When we first meet Barry, Rob and Dick are listening to a softly complacent Belle And Sebastian album as they’re preparing to open the record store on a Monday morning. You can hear Barry “nair-nair”-ing a guitar solo before he even walks in the door. As soon as he’s in, he stops, listens to what is playing, and delivers his hello: “Holy shi-ite….what the fuck is that?” Rob counters with “It’s the record we were listening to and enjoying, Barry” through a worn-out sigh. Barry puts on his newly made Monday Morning Mixtape and what transpires in the next few minutes is an absolute joy to watch. Jack Black is a fantastic physical comedian and he brings a fiery energy to Barry that is perfectly showcased in this scene.

The other part of Jack Black’s perfection in this role is how unique his speech cadence is. His words roll off the tongue with such a special fluidity all his own. Even if he doesn’t swear, he’s got such control over the volume, speed, and rhythm of his words that it makes him sound unlike anybody else. His noises, his vocal tone; the guy is an aural enigma. And when you add f- words to this mix, it just adds another great layer to an already unique vocal production. He uses the word like a musician. He puts it right where it needs to be and it flows out without effort. He can make it sound so normal rather than curt, like it very often does. And while he uses it to great effect throughout the movie, this instance is probably my favorite.

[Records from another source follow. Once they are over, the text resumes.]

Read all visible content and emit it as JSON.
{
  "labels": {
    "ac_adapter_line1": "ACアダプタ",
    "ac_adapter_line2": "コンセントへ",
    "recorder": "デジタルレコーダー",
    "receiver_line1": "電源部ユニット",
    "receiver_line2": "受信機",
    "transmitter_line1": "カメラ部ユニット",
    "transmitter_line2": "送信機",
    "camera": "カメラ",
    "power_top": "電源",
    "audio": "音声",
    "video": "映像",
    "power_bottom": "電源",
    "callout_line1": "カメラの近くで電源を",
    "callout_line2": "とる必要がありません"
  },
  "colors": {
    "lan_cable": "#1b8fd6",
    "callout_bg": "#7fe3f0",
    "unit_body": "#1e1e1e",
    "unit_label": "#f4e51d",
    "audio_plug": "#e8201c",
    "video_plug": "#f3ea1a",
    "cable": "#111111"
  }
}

1. “Is that Peter Fucking Frampton?”

It surprises me that my favorite is a line uttered by not Jack Black, but John Cusack, an actor whose biggest fan I am not. This is a line perfect in its delivery and intent, and the sheer WTF-ness of its f- word usage hits it out of the park. Quick recap of the scene, Cusack’s character Rob, dumped by his girlfriend, is slowing trying to regain some sense of togetherness and walks to a club to meet his record store colleagues to see Marie DeSalle perform. On the way he passes the Biograph Theater, where John Dillinger was shot and killed by the FBI. He explains to the audience how they were able to catch up with Dillinger there at the theater and says, “You know who tipped them off? His fuckin’ girlfriend.” (Great line, but not the favorite in question.) He walks across the street to the club where Marie DeSalle has already started her set inside. He can hear her cover of “Baby I Love Your Way” on his way into the club, and once he realizes what song it is, he stops by the club’s bouncer and asks, “Is that Peter Fucking Frampton?” and the Dave Chappelle-lookin’ bouncer just slowly nods and Rob walks in. Cusack absolutely kills this line. He’s so defeated. He’s been torn up by his girlfriend leaving (to be fair, he was an awful partner), he’s got no real life plans going forward, his record store is failing, and he’s going to hang out with the two guys who work at his record store that he sees all day every day. And to top it off, the musician he’s going to see perform is doing a great cover of a truly terrible song, a song vilified among the musically elite snobs like Rob and his coworkers. But the way he uses the f- word likes it’s Frampton’s middle name is just so potently sad. Music is the one thing in Rob’s life that he feels control over, it’s the thing he knows more about than anybody, it’s his shield. He’s able to go on with his miserable life because of music. And he wants to cut this song down but he just can’t, because Marie DeSalle is actually a good musician and is creating a beautiful song out of the saccharine mess of the original. All of this is wrapped up in how sharp he hits the -ing of the word and his audible capitalization.